September 3, 2019 | By Sondra Rosenberg, ATR-BC
Tell us about yourself
After receiving my MA in art therapy from New York University in 2005, I began working at The Renfrew Center of Philadelphia, a residential treatment facility for women with eating disorders. Over the years, I have run art-based groups addressing binge-eating, self-injury, trauma, body image and emotional expression, among other topics. I have presented widely on many of these subjects, often in conjunction with art exhibits featuring works from our collection of patient art known as The Art of Recovery. I have also developed a variety of workshops aimed at promoting self-care and expression, which I have offered both at Renfrew and in various other settings. Some of my favorites have been Harry Potter and the Art of Empowerment, Inner Demons, Alter Egos, Body Positive Figure Drawing, Creative Approaches to Anxiety, and Land Art. My writing has been published in the AATA Journal, The Voice Dialogue Newsletter, Renfrew Connections and the website Eating Disorder Hope. Read more here.
What excites (or inspires) you most about your job right now?
The thing that always excites me most about my work is the privilege of being let into someone else’s private inner world through their art. The images are like a magic doorway to their soul. I consider it an honor to be allowed into these deeply personal spaces, to ask about different things I am seeing and listen to the voices that reside there.

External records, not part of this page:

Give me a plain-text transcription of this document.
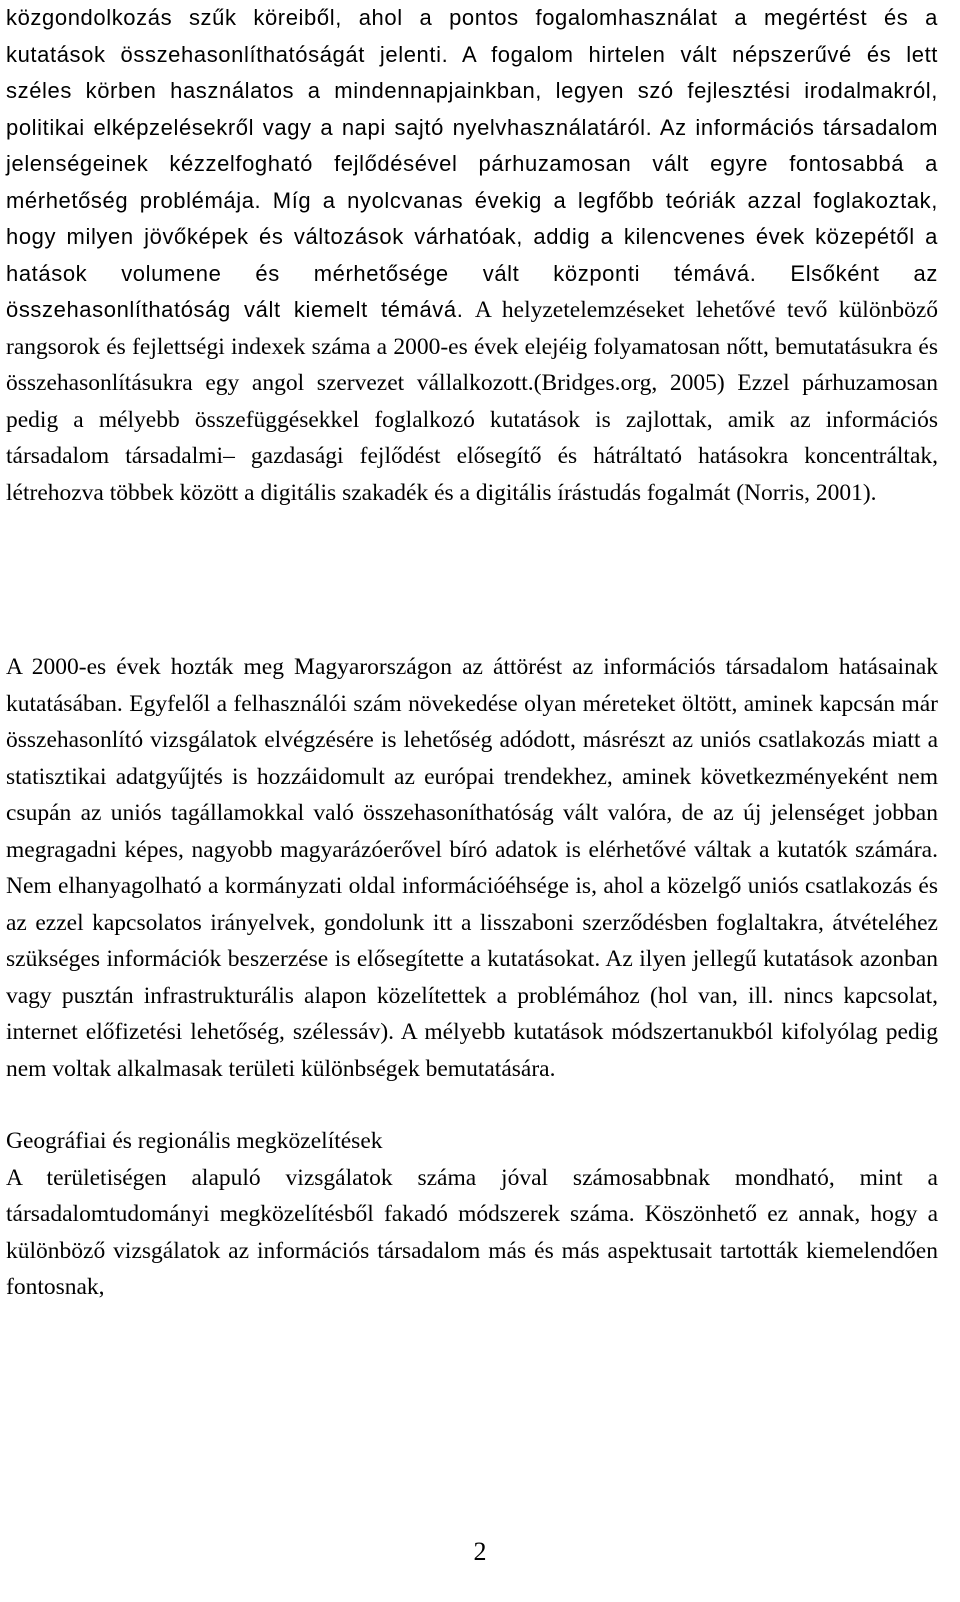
közgondolkozás szűk köreiből, ahol a pontos fogalomhasználat a megértést és a kutatások összehasonlíthatóságát jelenti. A fogalom hirtelen vált népszerűvé és lett széles körben használatos a mindennapjainkban, legyen szó fejlesztési irodalmakról, politikai elképzelésekről vagy a napi sajtó nyelvhasználatáról. Az információs társadalom jelenségeinek kézzelfogható fejlődésével párhuzamosan vált egyre fontosabbá a mérhetőség problémája. Míg a nyolcvanas évekig a legfőbb teóriák azzal foglakoztak, hogy milyen jövőképek és változások várhatóak, addig a kilencvenes évek közepétől a hatások volumene és mérhetősége vált központi témává. Elsőként az összehasonlíthatóság vált kiemelt témává. A helyzetelemzéseket lehetővé tevő különböző rangsorok és fejlettségi indexek száma a 2000-es évek elejéig folyamatosan nőtt, bemutatásukra és összehasonlításukra egy angol szervezet vállalkozott.(Bridges.org, 2005) Ezzel párhuzamosan pedig a mélyebb összefüggésekkel foglalkozó kutatások is zajlottak, amik az információs társadalom társadalmi– gazdasági fejlődést elősegítő és hátráltató hatásokra koncentráltak, létrehozva többek között a digitális szakadék és a digitális írástudás fogalmát (Norris, 2001).

A 2000-es évek hozták meg Magyarországon az áttörést az információs társadalom hatásainak kutatásában. Egyfelől a felhasználói szám növekedése olyan méreteket öltött, aminek kapcsán már összehasonlító vizsgálatok elvégzésére is lehetőség adódott, másrészt az uniós csatlakozás miatt a statisztikai adatgyűjtés is hozzáidomult az európai trendekhez, aminek következményeként nem csupán az uniós tagállamokkal való összehasoníthatóság vált valóra, de az új jelenséget jobban megragadni képes, nagyobb magyarázóerővel bíró adatok is elérhetővé váltak a kutatók számára. Nem elhanyagolható a kormányzati oldal információéhsége is, ahol a közelgő uniós csatlakozás és az ezzel kapcsolatos irányelvek, gondolunk itt a lisszaboni szerződésben foglaltakra, átvételéhez szükséges információk beszerzése is elősegítette a kutatásokat. Az ilyen jellegű kutatások azonban vagy pusztán infrastrukturális alapon közelítettek a problémához (hol van, ill. nincs kapcsolat, internet előfizetési lehetőség, szélessáv). A mélyebb kutatások módszertanukból kifolyólag pedig nem voltak alkalmasak területi különbségek bemutatására.

Geográfiai és regionális megközelítések

A területiségen alapuló vizsgálatok száma jóval számosabbnak mondható, mint a társadalomtudományi megközelítésből fakadó módszerek száma. Köszönhető ez annak, hogy a különböző vizsgálatok az információs társadalom más és más aspektusait tartották kiemelendően fontosnak,

2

I am continually amazed at how a piece of art looks different – more alive – after we have explored its contents.
Has working with a particular client group shaped your professional focus or specialty? What have you learned from working with these clients?
Yes, working at a treatment center for people with eating disorders has given me a tremendous window into this population and the various struggles that they face. It is a very particular clinical focus, but it intersects with many aspects of mental health and culture. Through this work I have gained a deeper understanding of the impact of trauma and abuse. I have seen how intense emotions contribute to body image distortion and the way that one’s relationship with food can reflect one’s relationship with life, love, people – all kinds of critical dynamics in one’s life. I also really appreciate seeing the sides of people that they tend to conceal in their everyday lives.
What advice would you give someone interested in pursuing a career in art therapy?
Students of psychology and counseling are advised and often required to be in counseling themselves, both as self-care and as a way to learn more about the field they are entering. I believe it is important for art therapists to experience art therapy for themselves, too. Many of us have come to this field through personal experience with art therapy and I think that enriches our understanding of its power and potential. Although graduate programs offer valuable experientials to give students a taste of what it’s like to participate in art therapy, that is different from doing deep personal work through this medium with a trusted guide.
What are your hopes for the future of the art therapy profession?
That we, as a community of professionals, are committed to social justice through our work.
“Repetitive Behavior: TRIGGERED/TORN” by Sondra Rosenberg. Pencils and oil pastels. June 2019.
Artist’s statement: “This piece is 1 of 6 in a small-scale series that explores body-focused repetitive disorders by depicting fingernails as a site of tension. Through the time-consuming and repetitive act of rendering hands in various states, I am both examining and reproducing the fixation on this small but highly symbolic area of the body. Why do anxieties often find expression in the picking at and biting of nails? Anatomically, our nails function as tools of protection, aggression and fine-motor manipulation. Socially, we maintain and present our nails to communicate how we want to be seen and understood. They become signifiers of gender, class and ideology. The pairs of images in this series emerge from the fraught intersection of instinct and self-management. The drawings mimic simple diagrams while exploring and complicating categories of woundedness and healing, disorder and order, violence and playfulness, compulsion and depletion, self-expression and self-destruction.”